LA TRANCHÉE DE BAÏONNETTES
Voici les faits historiques sur lesquels la légende est venue se greffer après la guerre. En juin 1916, le 11e corps (Nantes) est arrivé à Verdun ; la 21e division, général Dauvin, est engagée le 12 juin vers le bois d'Haudromont et la côte de Froideterre : les 3e et 4e compagnies du 137e de Fontenay-le-Comte subissent une violente attaque qui submerge leurs tranchées situées sur les pentes sud-ouest de Douaumont ; une partie des hommes sont tués, d'autres sont pris, d'autres s'échappent. Les Allemands, maitres du terrain, rassemblent les morts dispersés sur le sol, dans les trous d'obus et dans les tranchées, les placent dans un élément de tranchée qui ne peut servir à leur usage, plantent des fusils tout le long de la fosse et la comblent.

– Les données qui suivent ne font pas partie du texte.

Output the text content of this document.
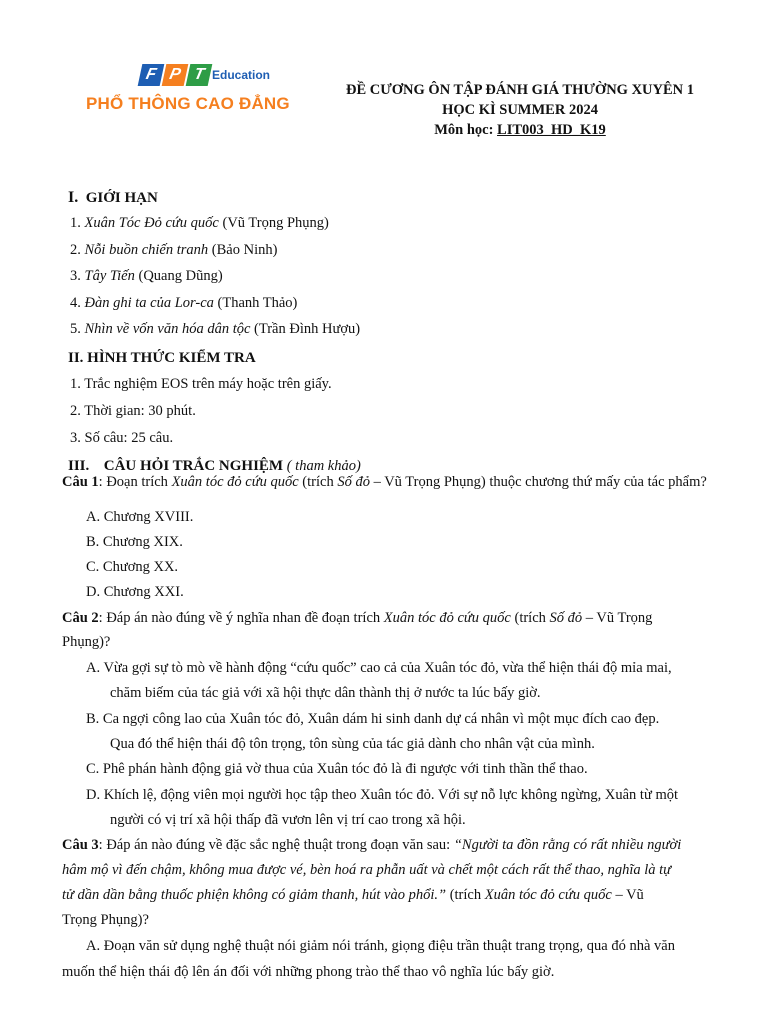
F P T Education
PHỔ THÔNG CAO ĐẲNG
ĐỀ CƯƠNG ÔN TẬP ĐÁNH GIÁ THƯỜNG XUYÊN 1
HỌC KÌ SUMMER 2024
Môn học: LIT003_HD_K19
I. GIỚI HẠN
1. Xuân Tóc Đỏ cứu quốc (Vũ Trọng Phụng)
2. Nỗi buồn chiến tranh (Bảo Ninh)
3. Tây Tiến (Quang Dũng)
4. Đàn ghi ta của Lor-ca (Thanh Thảo)
5. Nhìn về vốn văn hóa dân tộc (Trần Đình Hượu)
II. HÌNH THỨC KIỂM TRA
1. Trắc nghiệm EOS trên máy hoặc trên giấy.
2. Thời gian: 30 phút.
3. Số câu: 25 câu.
III. CÂU HỎI TRẮC NGHIỆM ( tham khảo)
Câu 1: Đoạn trích Xuân tóc đỏ cứu quốc (trích Số đỏ – Vũ Trọng Phụng) thuộc chương thứ mấy của tác phẩm?
A. Chương XVIII.
B. Chương XIX.
C. Chương XX.
D. Chương XXI.
Câu 2: Đáp án nào đúng về ý nghĩa nhan đề đoạn trích Xuân tóc đỏ cứu quốc (trích Số đỏ – Vũ Trọng
Phụng)?
A. Vừa gợi sự tò mò về hành động “cứu quốc” cao cả của Xuân tóc đỏ, vừa thể hiện thái độ mỉa mai,
chăm biếm của tác giả với xã hội thực dân thành thị ở nước ta lúc bấy giờ.
B. Ca ngợi công lao của Xuân tóc đỏ, Xuân dám hi sinh danh dự cá nhân vì một mục đích cao đẹp.
Qua đó thể hiện thái độ tôn trọng, tôn sùng của tác giả dành cho nhân vật của mình.
C. Phê phán hành động giả vờ thua của Xuân tóc đỏ là đi ngược với tinh thần thể thao.
D. Khích lệ, động viên mọi người học tập theo Xuân tóc đỏ. Với sự nỗ lực không ngừng, Xuân từ một
người có vị trí xã hội thấp đã vươn lên vị trí cao trong xã hội.
Câu 3: Đáp án nào đúng về đặc sắc nghệ thuật trong đoạn văn sau: “Người ta đồn rằng có rất nhiều người
hâm mộ vì đến chậm, không mua được vé, bèn hoá ra phẫn uất và chết một cách rất thể thao, nghĩa là tự
tử dần dần bằng thuốc phiện không có giảm thanh, hút vào phổi.” (trích Xuân tóc đỏ cứu quốc – Vũ
Trọng Phụng)?
A. Đoạn văn sử dụng nghệ thuật nói giảm nói tránh, giọng điệu trần thuật trang trọng, qua đó nhà văn
muốn thể hiện thái độ lên án đối với những phong trào thể thao vô nghĩa lúc bấy giờ.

Et c'est tout.
Quant à la légende, elle ne supporte pas l'examen. Lorsqu'ils parlent parfois de tranchée comblée par le bombardement, les poilus veulent dire que la tranchée est détruite en tant que tranchée utilisable: trop évasée, trop obstruée pour servir, il vaut mieux l'évacuer et se poster dans les trous d'obus qui l'avoisinent. Les obus sont incapables de combler une tranchée dans le sens où les non-poilus comprennent combler ; car les obus creusent tout autant qu'ils comblent et leur dispersion leur interdit de creuser toujours sur une même ligne pour combler toujours une autre ligne. Pour combler une tranchée il faudrait que les obus, épousant les sinuosités du fossé, tombent tous rigoureusement à un mètre en avant du parapet, sans qu'il s'en égare un dans la tranchée car il coucherait les fusils qui, pour les besoins de la légende, doivent rester plantés droits et alignés pendant toute la période du bombardement ensevelisseur. Mais supposons que cette impossibilité ait eu lieu et que les obus, désobéissant pour une fois à la loi de la dispersion, aient fait le miracle de combler une tranchée. Il resterait encore à expliquer une absurdité : pourquoi les hommes se sont-ils laissé enterrer? Je devine l'idée des faiseurs de légendes : le soldat est attaché à son poste au bois d'Haudromont comme il l'était jadis à sa guérite devant l'hôtel de la division. Ces gens ne savent pas qu'on a plus de latitude pour se déplacer en première ligne que lorsqu'on est de faction à la caserne ; que dans les très mauvais secteurs cette liberté est sans limite, que l'indépendance de chacun est entière, qu'une section ne reste relativement groupée que par le fait d'un sens tout animal, le sens du troupeau, C'est d'ailleurs pour le mieux, I'initiative de chacun lui permet de tirer le meilleur parti d'une situation qui ne peut guère être pire. Tel préfère s'abriter dans le misérable fossé qui sert de tranchée, tel préfère la protection qu'offre les trous d'obus. Si la tranchée semble devenir intenable, tout le monde s'égaille dans les trous d'obus. Dans ce cas, que devient la vraissemblance du tableau héroique? cette rangée d'hommes debout baïonnette au canon, laissant la terre leur monter de la cheville au genou, à la ceinture, aux épaules, à la bouche...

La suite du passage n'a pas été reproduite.